La Japonaise, 22 ans, qui avait dans un premier temps choisi de se retirer de l'épreuve après les tirs policiers dans le dos de Jacob Blake, un Afro-américain, dans le Wisconsin, s'est en effet imposée 6-2, 7-6 (7/5) contre la Limbourgeoise à New York.

"Il s'agit de mon premier tournoi depuis la reprise et je suis très heureuse d'être en finale", a-t-elle confié après sa victoire. "Je suis aussi contente d'avoir pu gagner en deux sets, car si j'avais dû jouer un troisième set, je ne sais pas comment j'aurais tenu physiquement. Ma cuisse gauche a toujours tendance à se crisper.
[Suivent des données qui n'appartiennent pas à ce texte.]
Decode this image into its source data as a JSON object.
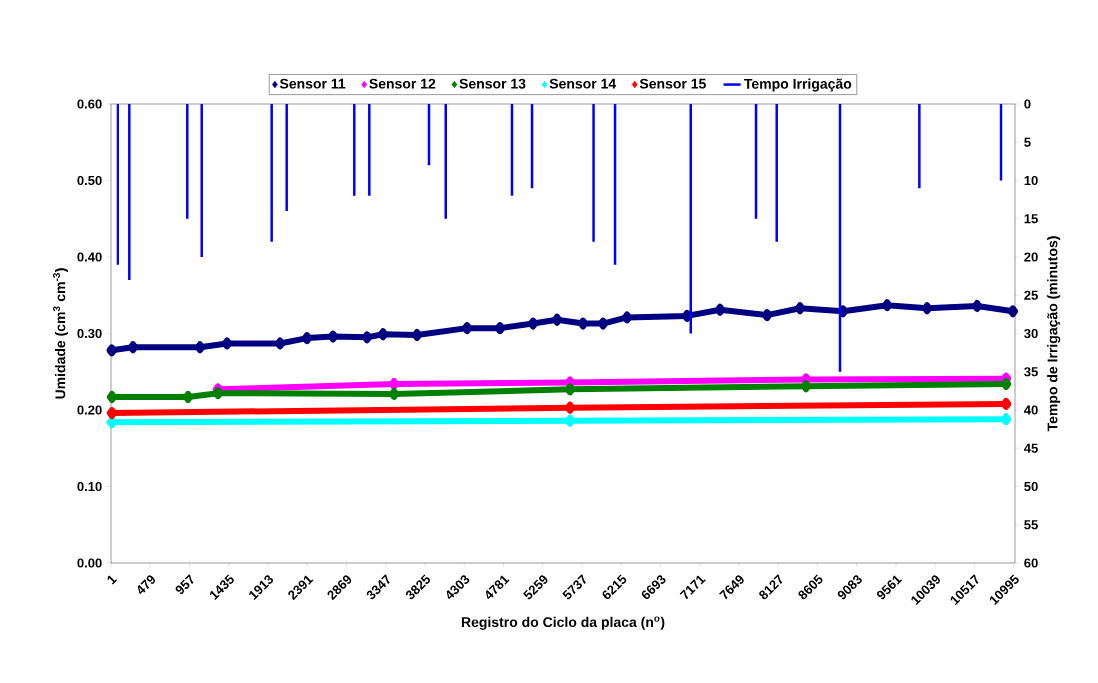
{
  "chart_data": {
    "type": "line",
    "xlabel": "Registro do Ciclo da placa (n$^{o}$)",
    "ylabel": "Umidade (cm$^{3}$ cm$^{-3}$)",
    "y2label": "Tempo de Irrigação (minutos)",
    "xlim": [
      1,
      11011
    ],
    "xticks": [
      1,
      479,
      957,
      1435,
      1913,
      2391,
      2869,
      3347,
      3825,
      4303,
      4781,
      5259,
      5737,
      6215,
      6693,
      7171,
      7649,
      8127,
      8605,
      9083,
      9561,
      10039,
      10517,
      10995
    ],
    "ylim": [
      0,
      0.6
    ],
    "yticks": [
      {
        "value": 0,
        "label": "0.00"
      },
      {
        "value": 0.1,
        "label": "0.10"
      },
      {
        "value": 0.2,
        "label": "0.20"
      },
      {
        "value": 0.3,
        "label": "0.30"
      },
      {
        "value": 0.4,
        "label": "0.40"
      },
      {
        "value": 0.5,
        "label": "0.50"
      },
      {
        "value": 0.6,
        "label": "0.60"
      }
    ],
    "y2lim": [
      60,
      0
    ],
    "y2ticks": [
      0,
      5,
      10,
      15,
      20,
      25,
      30,
      35,
      40,
      45,
      50,
      55,
      60
    ],
    "legend": "top",
    "marker": "diamond",
    "grid": false,
    "series": [
      {
        "name": "Sensor 11",
        "color": "#000080",
        "x": [
          10,
          269,
          1085,
          1414,
          2060,
          2388,
          2705,
          3119,
          3314,
          3728,
          4337,
          4739,
          5141,
          5433,
          5750,
          5994,
          6286,
          7017,
          7419,
          7991,
          8393,
          8917,
          9453,
          9940,
          10549,
          10985
        ],
        "values": [
          0.278,
          0.282,
          0.282,
          0.287,
          0.287,
          0.294,
          0.296,
          0.295,
          0.299,
          0.298,
          0.307,
          0.307,
          0.313,
          0.318,
          0.313,
          0.313,
          0.321,
          0.323,
          0.331,
          0.324,
          0.333,
          0.329,
          0.337,
          0.333,
          0.336,
          0.329
        ]
      },
      {
        "name": "Sensor 12",
        "color": "#ff00ff",
        "x": [
          1304,
          3448,
          5592,
          8466,
          10902
        ],
        "values": [
          0.227,
          0.234,
          0.236,
          0.24,
          0.241
        ]
      },
      {
        "name": "Sensor 13",
        "color": "#008000",
        "x": [
          13,
          939,
          1304,
          3448,
          5592,
          8466,
          10902
        ],
        "values": [
          0.217,
          0.217,
          0.222,
          0.221,
          0.227,
          0.231,
          0.234
        ]
      },
      {
        "name": "Sensor 14",
        "color": "#00ffff",
        "x": [
          13,
          5592,
          10902
        ],
        "values": [
          0.184,
          0.186,
          0.188
        ]
      },
      {
        "name": "Sensor 15",
        "color": "#ff0000",
        "x": [
          13,
          5592,
          10902
        ],
        "values": [
          0.196,
          0.203,
          0.208
        ]
      },
      {
        "name": "Tempo Irrigação",
        "type": "bar",
        "axis": "y2",
        "color": "#0000ff",
        "x": [
          83,
          224,
          930,
          1106,
          1958,
          2141,
          2964,
          3147,
          3874,
          4078,
          4885,
          5129,
          5878,
          6140,
          7062,
          7857,
          8109,
          8880,
          9846,
          10841
        ],
        "values": [
          21,
          23,
          15,
          20,
          18,
          14,
          12,
          12,
          8,
          15,
          12,
          11,
          18,
          21,
          30,
          15,
          18,
          35,
          11,
          10
        ]
      }
    ]
  }
}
Je n'ai pas bien servi, et cela m'a parfois désespéré, mais j'ai réussi à rester calme pour ne pas prendre les mauvaises décisions", a poursuivi l'ancienne N.1 mondiale, qui a évidemment été interrogée sur l'annonce de son forfait initial. "Je voulais simplement créer de l'attention et poser un geste fort. Et je ne m'imaginais pas que cela dépasserait le monde du tennis. J'étais vraiment stressée la nuit dernière et je me suis réveillée en sueur. J'avais mal au ventre et je pense que c'était dû aux nerfs. Je voulais absolument gagner pour donner plus d'impact à ma déclaration."
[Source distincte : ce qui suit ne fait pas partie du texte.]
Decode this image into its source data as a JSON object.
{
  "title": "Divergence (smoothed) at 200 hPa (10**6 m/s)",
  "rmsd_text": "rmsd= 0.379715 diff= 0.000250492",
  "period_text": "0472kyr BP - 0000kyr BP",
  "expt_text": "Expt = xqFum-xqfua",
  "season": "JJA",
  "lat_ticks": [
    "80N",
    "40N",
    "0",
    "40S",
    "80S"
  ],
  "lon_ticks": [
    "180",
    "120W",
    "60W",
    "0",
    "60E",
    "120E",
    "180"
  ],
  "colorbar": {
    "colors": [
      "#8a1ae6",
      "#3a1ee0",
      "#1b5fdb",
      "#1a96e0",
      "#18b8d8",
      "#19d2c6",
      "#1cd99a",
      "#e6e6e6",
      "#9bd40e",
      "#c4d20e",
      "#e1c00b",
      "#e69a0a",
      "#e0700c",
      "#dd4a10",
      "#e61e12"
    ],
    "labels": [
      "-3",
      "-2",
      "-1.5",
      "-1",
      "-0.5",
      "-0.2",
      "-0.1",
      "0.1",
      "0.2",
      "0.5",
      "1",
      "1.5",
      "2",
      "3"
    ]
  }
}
Il s'agira de la toute première finale de l'année pour Naomi Osaka, déjà victorieuse de cinq titres sur le circuit, dont l'US Open en 2018 et l'Australian Open en 2019. Ce samedi, la Japonaise retrouvera une autre ancienne N.1 mondiale et double lauréate de Grand Chelem en la personne de Viktoria Azarenka (WTA 59), qui a battu Johanna Konta (WTA 15) 4-6, 6-4, 6-1.

"Pour moi, c'est vraiment cool de pouvoir affronter Vika", a-t-elle poursuivi. "Je l'avais rencontrée l'année dernière à Roland Garros, mais je sais que le dur est sans doute sa meilleure surface, tout comme c'est le cas pour moi. Je pense dès lors que ce sera un chouette match à jouer", a-t-elle conclu.